The other day my husband Jayden asked me if I thought Kingston has any nightlife (translation: a place for the gays we occasionally see on the streets to hang out and meet when they aren’t practicing social distancing). I was surprised to realize I didn’t even care. I used to judge vacation destinations based on the number of LGBTQ venues listed in travel guides and, more recently, on the size of their Grindr grid. I used to be the Manhattan snob who feared crossing the river into Brooklyn or New Jersey. Now here I am, two hours away and perfectly happy.

I used to judge vacation destinations based on the number of LGBTQ venues listed in travel guides and the size of their Grindr grid.
As a gay man, I’ve never felt more content, which feels like a major evolution. As much I enjoyed walking a block or two to get to Phoenix and Nowhere, two of the gay bars near our East Village apartment where we’d go at least once a week for happy hour in Manhattan, I enjoy happier hours going nowhere in Kingston.

Of course, life in Kingston isn’t life in a bubble. As a gay Black man in a post-Trump America, I’ve become more aware of my otherness outside of the gay urban comfort zone than I ever was when I was surrounded by diversity in Manhattan. The aforementioned “Black Lives Matter” signs offer some reassurance in a town with considerably less racial diversity, but not always for my husband, a White Australian.

Moving to the US during a time of heightened racial tension has given Jayden a crash course in American racism. Shortly after we moved to Kingston, he confessed to me that he worries every time I leave the house and drive anywhere alone that I might get stopped by a racist cop who will use some minor or made-up traffic infraction as an excuse to harass me… or worse. So far, so good – for both of us – but we don’t let down our guard.

It’s nice to have someone in my corner here, and I’m fully aware that my positive reaction to living in the suburbs might be markedly different if I were still single and 10 or 20 years younger. But I’m not (thank God), and Kingston couldn’t have come at a better time. Surviving as long as we did in lockdown Manhattan tested my bond with Jayden and strengthened it. Now I feel like we get to enjoy the payoff: nature trails, long drives, trees, and Woodstock, which is only 20 minutes away. Of course, there are drawbacks, too. Kingston is a driving community, so we don’t burn calories walking everywhere (although shoveling snow is a great way to break a sweat in the dead of winter). We even have to drive to the gym, and that requires another layer of motivation. I thought I’d left strip malls behind me for good when I left Florida after college graduation, and once again, there seems to be another one every other mile or so.

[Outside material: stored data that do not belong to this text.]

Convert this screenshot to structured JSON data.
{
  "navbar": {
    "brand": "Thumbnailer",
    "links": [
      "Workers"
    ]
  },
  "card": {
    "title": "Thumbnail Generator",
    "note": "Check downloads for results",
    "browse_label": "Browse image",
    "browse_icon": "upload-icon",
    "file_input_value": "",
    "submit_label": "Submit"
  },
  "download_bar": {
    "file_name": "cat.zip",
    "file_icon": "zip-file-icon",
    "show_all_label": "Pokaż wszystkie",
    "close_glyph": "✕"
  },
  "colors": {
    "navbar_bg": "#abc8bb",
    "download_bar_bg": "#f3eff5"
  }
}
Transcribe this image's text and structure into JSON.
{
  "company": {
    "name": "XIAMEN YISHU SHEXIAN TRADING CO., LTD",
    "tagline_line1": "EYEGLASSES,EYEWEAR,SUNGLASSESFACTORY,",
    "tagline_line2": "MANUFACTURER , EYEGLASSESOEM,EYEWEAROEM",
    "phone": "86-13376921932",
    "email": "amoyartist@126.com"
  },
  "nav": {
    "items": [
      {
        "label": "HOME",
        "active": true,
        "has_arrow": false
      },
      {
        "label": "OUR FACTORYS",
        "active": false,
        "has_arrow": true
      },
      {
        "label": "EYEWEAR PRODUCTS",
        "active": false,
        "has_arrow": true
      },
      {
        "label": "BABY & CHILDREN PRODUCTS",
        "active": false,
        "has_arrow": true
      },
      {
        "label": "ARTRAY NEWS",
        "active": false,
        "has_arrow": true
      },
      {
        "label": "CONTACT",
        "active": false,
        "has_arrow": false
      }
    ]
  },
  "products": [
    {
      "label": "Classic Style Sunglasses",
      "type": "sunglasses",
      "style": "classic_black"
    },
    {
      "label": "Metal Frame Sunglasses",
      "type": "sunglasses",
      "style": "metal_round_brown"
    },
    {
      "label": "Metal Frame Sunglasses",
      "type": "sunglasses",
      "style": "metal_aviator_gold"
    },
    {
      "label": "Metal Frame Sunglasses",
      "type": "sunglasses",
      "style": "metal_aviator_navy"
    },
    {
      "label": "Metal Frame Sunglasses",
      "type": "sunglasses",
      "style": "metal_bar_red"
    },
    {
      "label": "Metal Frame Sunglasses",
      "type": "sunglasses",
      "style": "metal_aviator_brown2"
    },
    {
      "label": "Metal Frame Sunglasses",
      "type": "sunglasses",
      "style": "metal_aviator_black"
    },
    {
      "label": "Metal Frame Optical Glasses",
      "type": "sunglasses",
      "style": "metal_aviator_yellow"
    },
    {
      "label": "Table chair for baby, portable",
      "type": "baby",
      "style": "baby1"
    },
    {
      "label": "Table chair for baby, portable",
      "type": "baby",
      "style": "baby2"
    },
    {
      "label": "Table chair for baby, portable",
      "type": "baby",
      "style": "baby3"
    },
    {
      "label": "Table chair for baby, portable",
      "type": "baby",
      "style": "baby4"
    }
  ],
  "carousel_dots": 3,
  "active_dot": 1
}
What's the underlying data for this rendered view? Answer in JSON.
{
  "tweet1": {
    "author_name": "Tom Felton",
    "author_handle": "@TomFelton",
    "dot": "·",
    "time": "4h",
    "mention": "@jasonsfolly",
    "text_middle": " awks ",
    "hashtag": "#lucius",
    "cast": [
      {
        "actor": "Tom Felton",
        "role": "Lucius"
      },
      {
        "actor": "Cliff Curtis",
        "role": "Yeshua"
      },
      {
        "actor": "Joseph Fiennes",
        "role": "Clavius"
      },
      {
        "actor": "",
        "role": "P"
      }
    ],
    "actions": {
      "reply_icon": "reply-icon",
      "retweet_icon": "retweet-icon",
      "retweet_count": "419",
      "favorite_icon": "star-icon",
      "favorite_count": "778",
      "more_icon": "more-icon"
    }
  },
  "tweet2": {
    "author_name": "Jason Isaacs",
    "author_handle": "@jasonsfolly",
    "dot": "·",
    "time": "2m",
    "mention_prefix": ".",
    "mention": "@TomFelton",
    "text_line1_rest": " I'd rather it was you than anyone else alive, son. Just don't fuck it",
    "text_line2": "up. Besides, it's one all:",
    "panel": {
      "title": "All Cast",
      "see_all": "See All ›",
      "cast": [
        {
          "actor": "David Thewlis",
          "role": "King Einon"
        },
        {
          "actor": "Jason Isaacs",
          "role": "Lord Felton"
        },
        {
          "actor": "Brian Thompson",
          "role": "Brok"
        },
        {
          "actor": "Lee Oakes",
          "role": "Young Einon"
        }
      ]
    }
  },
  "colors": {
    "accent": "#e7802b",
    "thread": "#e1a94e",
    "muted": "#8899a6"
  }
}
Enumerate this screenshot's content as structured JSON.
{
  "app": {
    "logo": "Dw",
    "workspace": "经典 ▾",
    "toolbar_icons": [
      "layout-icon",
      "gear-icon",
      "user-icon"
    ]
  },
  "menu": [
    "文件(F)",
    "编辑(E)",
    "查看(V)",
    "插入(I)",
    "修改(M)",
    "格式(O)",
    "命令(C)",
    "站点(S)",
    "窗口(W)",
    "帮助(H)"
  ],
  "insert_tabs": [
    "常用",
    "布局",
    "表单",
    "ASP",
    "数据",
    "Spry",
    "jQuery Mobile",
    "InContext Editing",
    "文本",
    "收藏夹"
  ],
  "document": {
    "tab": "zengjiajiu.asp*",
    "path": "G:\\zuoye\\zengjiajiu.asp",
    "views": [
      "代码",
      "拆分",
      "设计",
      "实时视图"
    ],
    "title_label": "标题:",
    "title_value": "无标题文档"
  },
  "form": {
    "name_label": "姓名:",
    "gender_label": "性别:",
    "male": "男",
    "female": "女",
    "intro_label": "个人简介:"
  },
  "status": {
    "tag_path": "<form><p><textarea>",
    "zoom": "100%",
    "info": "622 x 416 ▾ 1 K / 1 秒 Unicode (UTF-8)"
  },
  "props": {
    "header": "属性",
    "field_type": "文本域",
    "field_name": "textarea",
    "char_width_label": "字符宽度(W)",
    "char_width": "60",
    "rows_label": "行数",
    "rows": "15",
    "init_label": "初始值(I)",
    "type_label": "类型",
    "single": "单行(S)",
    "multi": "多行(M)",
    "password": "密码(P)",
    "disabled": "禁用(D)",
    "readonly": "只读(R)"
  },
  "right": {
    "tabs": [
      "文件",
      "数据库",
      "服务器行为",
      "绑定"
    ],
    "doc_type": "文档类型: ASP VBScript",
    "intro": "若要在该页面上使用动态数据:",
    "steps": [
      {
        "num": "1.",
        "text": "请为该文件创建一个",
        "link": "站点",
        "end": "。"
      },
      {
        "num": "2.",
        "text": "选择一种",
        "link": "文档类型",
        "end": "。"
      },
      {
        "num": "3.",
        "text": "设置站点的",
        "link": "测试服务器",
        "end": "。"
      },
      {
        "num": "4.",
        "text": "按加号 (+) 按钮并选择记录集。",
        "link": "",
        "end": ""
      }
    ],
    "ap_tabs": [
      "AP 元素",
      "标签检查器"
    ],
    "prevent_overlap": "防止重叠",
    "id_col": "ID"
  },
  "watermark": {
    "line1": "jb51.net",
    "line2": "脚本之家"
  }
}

We don’t let down our guard.
Several weeks ago, Jayden and I returned to Manhattan for the first time since we left in November, and it seemed even dirtier than it had been when we’d left. I couldn’t wait to leave again, and Jayden, who had once been so excited to be living in the city, felt the same way. Sometimes I think about David and Patrick in the Schitt’s Creek series finale and how they choose small-town life over big-city dreams, even after David no longer has to. When I watched it last summer, I was secretly rooting for New York to win, but now that Jayden and I are in a similar space, I finally understand why they decided to stay put.

Far away from the center of everything has never felt more like home.